For years, filmmakers have been discouraged from uploading their films online if they want to be in with a chance of getting into a festival. But Short of the Week has a frequently updated page on their site which keeps filmmakers up to date with the changing landscape of film festival submissions. When I checked in January 2016, 2/3 of the ‘Top Film Festivals’ now accept films available online.

Trailer for Sundance Short Limbo Limbo Travel (available in full on Vimeo) 

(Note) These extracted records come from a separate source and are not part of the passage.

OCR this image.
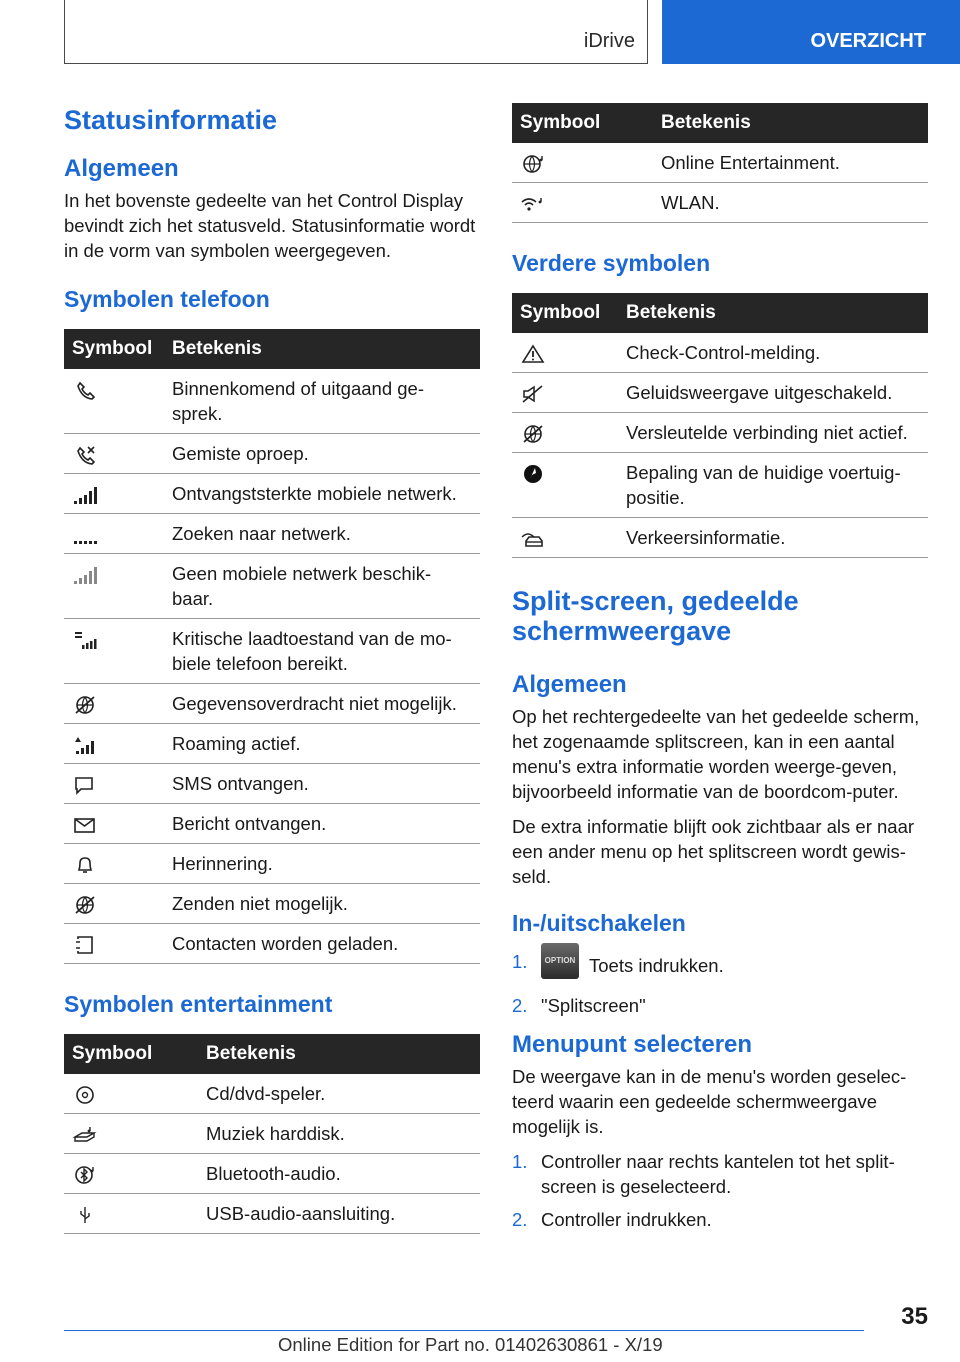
iDrive	OVERZICHT
Statusinformatie
Algemeen

In het bovenste gedeelte van het Control Display bevindt zich het statusveld. Statusinformatie wordt in de vorm van symbolen weergegeven.

Symbolen telefoon
Symbool	Betekenis
	Binnenkomend of uitgaand ge-
sprek.
	Gemiste oproep.
	Ontvangststerkte mobiele netwerk.
	Zoeken naar netwerk.
	Geen mobiele netwerk beschik-
baar.
	Kritische laadtoestand van de mo-
biele telefoon bereikt.
	Gegevensoverdracht niet mogelijk.
	Roaming actief.
	SMS ontvangen.
	Bericht ontvangen.
	Herinnering.
	Zenden niet mogelijk.
	Contacten worden geladen.
Symbolen entertainment
Symbool	Betekenis
	Cd/dvd-speler.
	Muziek harddisk.
	Bluetooth-audio.
	USB-audio-aansluiting.
Symbool	Betekenis
	Online Entertainment.
	WLAN.
Verdere symbolen
Symbool	Betekenis
	Check-Control-melding.
	Geluidsweergave uitgeschakeld.
	Versleutelde verbinding niet actief.
	Bepaling van de huidige voertuig-
positie.
	Verkeersinformatie.
Split-screen, gedeelde schermweergave
Algemeen

Op het rechtergedeelte van het gedeelde scherm, het zogenaamde splitscreen, kan in een aantal menu's extra informatie worden weerge-geven, bijvoorbeeld informatie van de boordcom-puter.

De extra informatie blijft ook zichtbaar als er naar een ander menu op het splitscreen wordt gewis-seld.

In-/uitschakelen
1.	OPTION Toets indrukken.
2. "Splitscreen"
Menupunt selecteren

De weergave kan in de menu's worden geselec-teerd waarin een gedeelde schermweergave mogelijk is.

1. Controller naar rechts kantelen tot het split-screen is geselecteerd.
2. Controller indrukken.
35
Online Edition for Part no. 01402630861 - X/19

Although festivals are changing their policies, there is still a stigma attached to ‘successful’ online films, which are regarded to be ‘viral’. Festivals, aiming to maintain a sense of exclusivity and mystery, are turned off from showing these films. Festivals should be about showcasing new talent and engaging audiences, if a dialogue around the film is happening online  it is for a reason. This reason may be a controversial central topic or, which is often the case, just a unique example of story telling. It is a real shame filmmakers still face a dilemma when it comes to what to do with their film once it has been created. Why must filmmakers compromise between getting into a prestigious festival and attracting online audiences?

This is why what Sundance (and other forward thinking festivals such as SXSW and Uppsala International Short Film Festival) are doing to change things is important. Sundance’s aim is  ‘actively advance the work of independent storytellers in film and theatre’ and allowing a wider audience to engage with the festival virtually means Sundance are doing just that.